Appendix: Local Models

Tool-calling tier list (for this course)

Model	RAM/VRAM	Tool calling	Notes
`qwen2.5:14b`	~10 GB	✅ strong	course default; reliable JSON args, follows method prompts
`qwen2.5:7b`	~5 GB	✅ decent	fine for Ch1–3; struggles with Ch4’s discovery discipline
`llama3.1:8b`	~5 GB	🟡 ok	occasional malformed args — your `parse_tool_args` earns its keep
`qwen2.5:32b`	~20 GB	✅ excellent	if you have the metal, Ch9 orchestration is much smoother
anything not tool-tuned	—	❌	if `just smoke` fails 1/3 runs, do not proceed on it

Re-run just smoke whenever you change models. Three consecutive passes or it doesn’t count.

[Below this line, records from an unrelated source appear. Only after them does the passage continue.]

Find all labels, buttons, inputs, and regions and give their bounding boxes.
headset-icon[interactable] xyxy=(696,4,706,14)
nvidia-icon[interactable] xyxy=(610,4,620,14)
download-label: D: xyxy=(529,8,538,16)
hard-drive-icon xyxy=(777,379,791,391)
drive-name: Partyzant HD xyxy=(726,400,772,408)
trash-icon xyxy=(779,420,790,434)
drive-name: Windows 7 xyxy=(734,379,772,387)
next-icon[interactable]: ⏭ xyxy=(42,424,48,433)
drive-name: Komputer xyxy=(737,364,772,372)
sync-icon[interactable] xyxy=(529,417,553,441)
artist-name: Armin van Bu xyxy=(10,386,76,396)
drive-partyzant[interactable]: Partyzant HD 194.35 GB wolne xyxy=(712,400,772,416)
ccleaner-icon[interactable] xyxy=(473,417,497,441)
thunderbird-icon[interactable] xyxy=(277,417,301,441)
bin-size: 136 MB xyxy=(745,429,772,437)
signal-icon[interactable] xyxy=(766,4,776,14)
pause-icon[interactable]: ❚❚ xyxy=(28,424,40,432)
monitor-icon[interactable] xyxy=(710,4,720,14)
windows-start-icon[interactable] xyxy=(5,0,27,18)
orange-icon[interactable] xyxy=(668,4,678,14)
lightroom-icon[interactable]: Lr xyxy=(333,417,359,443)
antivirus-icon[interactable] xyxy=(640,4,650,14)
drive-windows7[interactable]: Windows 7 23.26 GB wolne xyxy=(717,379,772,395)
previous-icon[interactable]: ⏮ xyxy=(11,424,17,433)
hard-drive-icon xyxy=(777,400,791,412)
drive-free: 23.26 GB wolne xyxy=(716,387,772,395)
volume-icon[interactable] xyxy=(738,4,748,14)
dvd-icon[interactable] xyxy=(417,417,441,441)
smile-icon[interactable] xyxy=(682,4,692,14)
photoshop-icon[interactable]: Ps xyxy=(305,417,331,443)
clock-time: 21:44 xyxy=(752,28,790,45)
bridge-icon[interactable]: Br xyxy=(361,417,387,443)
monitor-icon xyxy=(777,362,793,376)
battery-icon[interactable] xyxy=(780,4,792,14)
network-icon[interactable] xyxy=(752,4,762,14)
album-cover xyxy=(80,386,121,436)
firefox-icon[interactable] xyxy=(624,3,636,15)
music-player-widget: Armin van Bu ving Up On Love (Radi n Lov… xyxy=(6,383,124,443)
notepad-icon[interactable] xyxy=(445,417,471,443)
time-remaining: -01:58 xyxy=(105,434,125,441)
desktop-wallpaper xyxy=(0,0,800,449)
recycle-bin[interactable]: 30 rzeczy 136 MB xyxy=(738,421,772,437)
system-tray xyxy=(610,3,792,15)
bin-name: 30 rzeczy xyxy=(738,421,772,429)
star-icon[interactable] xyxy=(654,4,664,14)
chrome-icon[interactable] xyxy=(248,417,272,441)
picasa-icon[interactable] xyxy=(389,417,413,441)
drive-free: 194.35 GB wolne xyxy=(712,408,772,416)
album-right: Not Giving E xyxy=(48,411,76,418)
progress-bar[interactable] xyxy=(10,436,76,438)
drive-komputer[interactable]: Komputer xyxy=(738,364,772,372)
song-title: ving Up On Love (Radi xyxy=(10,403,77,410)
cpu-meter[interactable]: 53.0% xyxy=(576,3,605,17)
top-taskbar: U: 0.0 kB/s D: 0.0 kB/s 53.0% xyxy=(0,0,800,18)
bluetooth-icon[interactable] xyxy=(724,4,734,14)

Ollama settings that matter for agents

Context window: Ollama defaults to 4096 — far too small for agent loops. Create a course variant:

cat > /tmp/Modelfile <<'EOF2'
FROM qwen2.5:14b
PARAMETER num_ctx 16384
EOF2
ollama create qwen2.5:14b-budo -f /tmp/Modelfile
export BUDO_MODEL=qwen2.5:14b-budo

temperature 0 for everything in this course; agents want determinism, creativity is a liability in an evidence trail.
Keep-alive: OLLAMA_KEEP_ALIVE=30m saves you the model reload between tool turns.

Switching to cloud

Same code, two env vars:

export OPENAI_BASE_URL=https://api.openai.com/v1   # or any OpenAI-compatible endpoint
export OPENAI_API_KEY=...
export BUDO_MODEL=gpt-4o-mini                       # or whatever you're paying for

From Ch5, the Claude Agent SDK path uses ANTHROPIC_API_KEY natively; local mode remains the raw loop.